Truecaller is pivoting hard. The caller ID company, once known primarily for blocking spam calls, just launched eSIM services for international travelers. On the surface, it looks like a smart diversification play. Dig deeper, and you see a company in survival mode.
Last week, Truecaller cut 70 jobs. The week before that, it reported Q1 2026 numbers that made investors wince: net sales dropped 27% to 362 million SEK (roughly $39.34 million), while ad revenues crashed 44%. When your core business is hemorrhaging that badly, you either innovate or you shrink. The company is choosing innovation, whether it works or not.
The eSIM launch makes a certain kind of sense. The company has 500 million monthly users, a userbase most startups would kill for. By offering travel data plans directly inside the Truecaller app, the company doesn’t need to build an audience from zero like competitors such as Airalo, Holafly, and Roamless have had to do. “These are established relationships, with a large number of people having used Truecaller for many years. That changes distribution and pricing,” the company’s chief operating officer Fredrik Kjell told TechCrunch.
That’s not wrong. But it’s also not a guarantee.
The Crowded Playground
The eSIM market is genuinely hot right now. Adoption is climbing thanks to wider device compatibility and the rise of remote work and travel. Investors are pouring money into the space. Startups like Airalo, Roamless, Kolet, and eSIMo have all raised millions in the last year. The tailwind is real.
But so is the competition. Truecaller isn’t entering a vacant market. It’s entering a market where several well-funded, specialized players already exist. These competitors aren’t distracted by imploding ad businesses. They’re laser-focused on eSIM. They’ve built entire companies around this single product. Truecaller, by contrast, is adding eSIM to a caller ID app as a Hail Mary.
The company’s data plans are modest by eSIM standards: 1 GB over 7 days up to 20 GB over 30 days. Initially available in 29 countries, the service is noticeably absent from India, Truecaller’s largest market, due to India’s strict telecom regulations that previously blocked rivals like Airalo and Holafly over fraud concerns.
The Real Problem
Here’s the uncomfortable truth: eSIM services have thin margins. Success requires scale, network effects, and efficiency. Truecaller has scale within its existing userbase, but launching in 29 countries is a global operation. That requires infrastructure, partnerships, regulatory compliance, and customer support across multiple regions and languages. It requires a team obsessed with telecom. Truecaller is a caller ID company that just fired 70 people.
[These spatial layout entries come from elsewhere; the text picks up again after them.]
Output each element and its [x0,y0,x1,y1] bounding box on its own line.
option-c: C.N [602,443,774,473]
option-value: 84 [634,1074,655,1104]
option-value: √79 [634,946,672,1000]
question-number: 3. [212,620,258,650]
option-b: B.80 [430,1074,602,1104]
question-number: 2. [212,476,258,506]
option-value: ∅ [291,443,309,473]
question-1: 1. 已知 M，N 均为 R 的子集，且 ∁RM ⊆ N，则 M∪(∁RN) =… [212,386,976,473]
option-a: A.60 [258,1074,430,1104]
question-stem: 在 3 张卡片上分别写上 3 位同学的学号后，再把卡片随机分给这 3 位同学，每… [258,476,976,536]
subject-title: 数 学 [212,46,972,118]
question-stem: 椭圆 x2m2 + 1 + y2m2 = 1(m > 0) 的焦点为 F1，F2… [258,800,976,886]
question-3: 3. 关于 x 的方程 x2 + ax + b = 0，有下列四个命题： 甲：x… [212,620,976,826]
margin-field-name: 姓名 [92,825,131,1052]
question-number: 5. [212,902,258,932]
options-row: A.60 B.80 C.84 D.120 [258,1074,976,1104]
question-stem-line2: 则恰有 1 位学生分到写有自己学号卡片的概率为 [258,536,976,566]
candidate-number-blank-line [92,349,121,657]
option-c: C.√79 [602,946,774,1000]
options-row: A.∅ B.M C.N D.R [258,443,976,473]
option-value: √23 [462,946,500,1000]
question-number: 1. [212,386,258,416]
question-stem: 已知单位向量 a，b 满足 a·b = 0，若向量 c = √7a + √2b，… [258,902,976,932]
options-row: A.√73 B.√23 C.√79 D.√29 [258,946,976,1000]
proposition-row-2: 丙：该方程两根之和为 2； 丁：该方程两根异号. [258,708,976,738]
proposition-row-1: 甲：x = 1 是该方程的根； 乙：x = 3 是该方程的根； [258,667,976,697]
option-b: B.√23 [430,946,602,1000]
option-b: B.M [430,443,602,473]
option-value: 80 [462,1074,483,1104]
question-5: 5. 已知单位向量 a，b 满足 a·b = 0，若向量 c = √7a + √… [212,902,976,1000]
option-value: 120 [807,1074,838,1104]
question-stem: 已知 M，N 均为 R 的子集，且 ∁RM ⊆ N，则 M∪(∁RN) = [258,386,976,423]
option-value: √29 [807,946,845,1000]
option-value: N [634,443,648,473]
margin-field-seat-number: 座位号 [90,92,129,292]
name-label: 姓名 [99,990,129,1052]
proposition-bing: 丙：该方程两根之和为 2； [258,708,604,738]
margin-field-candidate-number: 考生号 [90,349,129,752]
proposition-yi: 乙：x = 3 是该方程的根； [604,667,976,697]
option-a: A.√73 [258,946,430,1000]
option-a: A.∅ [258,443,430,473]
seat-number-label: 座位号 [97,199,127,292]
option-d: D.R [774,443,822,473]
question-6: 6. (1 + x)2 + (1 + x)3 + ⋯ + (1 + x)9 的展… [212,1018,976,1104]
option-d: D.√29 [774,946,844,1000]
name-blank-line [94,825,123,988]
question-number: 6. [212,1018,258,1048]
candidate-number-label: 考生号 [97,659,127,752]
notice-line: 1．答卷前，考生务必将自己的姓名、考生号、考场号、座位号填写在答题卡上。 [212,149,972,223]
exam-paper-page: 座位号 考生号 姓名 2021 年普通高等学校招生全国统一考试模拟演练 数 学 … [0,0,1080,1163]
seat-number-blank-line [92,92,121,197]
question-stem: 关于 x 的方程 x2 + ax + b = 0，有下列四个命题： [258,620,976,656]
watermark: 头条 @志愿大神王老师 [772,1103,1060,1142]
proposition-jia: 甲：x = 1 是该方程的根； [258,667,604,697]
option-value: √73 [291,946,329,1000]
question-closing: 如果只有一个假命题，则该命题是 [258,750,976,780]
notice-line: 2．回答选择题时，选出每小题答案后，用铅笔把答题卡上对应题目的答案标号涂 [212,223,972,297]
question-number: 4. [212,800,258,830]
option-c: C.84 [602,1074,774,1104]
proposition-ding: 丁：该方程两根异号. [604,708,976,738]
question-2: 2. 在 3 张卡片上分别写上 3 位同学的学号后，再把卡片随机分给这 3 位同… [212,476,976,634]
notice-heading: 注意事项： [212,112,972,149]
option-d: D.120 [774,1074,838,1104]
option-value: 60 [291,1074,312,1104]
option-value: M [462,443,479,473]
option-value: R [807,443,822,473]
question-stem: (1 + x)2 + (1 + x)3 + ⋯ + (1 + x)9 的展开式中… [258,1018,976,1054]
Yes, the company is working with established partners. It’s partnering with Telna for cellular connectivity and Telness Tech for telecom software. That’s sensible outsourcing. But outsourcing doesn’t eliminate the execution risk. The company still needs to market the product, handle customer issues, manage churn, and compete on pricing.
More importantly, eSIM services are a discretionary purchase for most users. Truecaller’s core product, spam call blocking, solves an immediate pain. eSIM plans solve a need only when someone travels internationally. The funnel is narrower. Conversion rates will likely be lower than the company hopes.
The Broader Strategy
What’s really happening here is that Truecaller is trying to shift from an ad-revenue company to a subscription-revenue company. The eSIM launch sits alongside other bets like AI Assistant and Family Protection features. None of these individually seems revolutionary. Together, they represent a pivot away from advertising, which makes sense given how badly that revenue stream has deteriorated.
The problem is that pivots take time, and Truecaller doesn’t have much runway. Missing India, your biggest market, because of regulatory barriers is a meaningful constraint. It means you’re fighting with one arm tied behind your back. The addressable market is smaller than it could be.
That said, Truecaller’s 500 million user advantage shouldn’t be dismissed. If even 2 to 3 percent of those users buy an eSIM plan once a year, the numbers could add up. That’s not a replacement for lost ad revenue, but it’s real money. The company might make this work, not because eSIM is a magical business, but because it has the distribution to avoid complete failure.
The question isn’t whether Truecaller can survive this pivot. It’s whether it can execute it well enough to restore investor confidence while simultaneously rebuilding its core business and fending off better-capitalized competitors in a market that punishes anything less than excellence.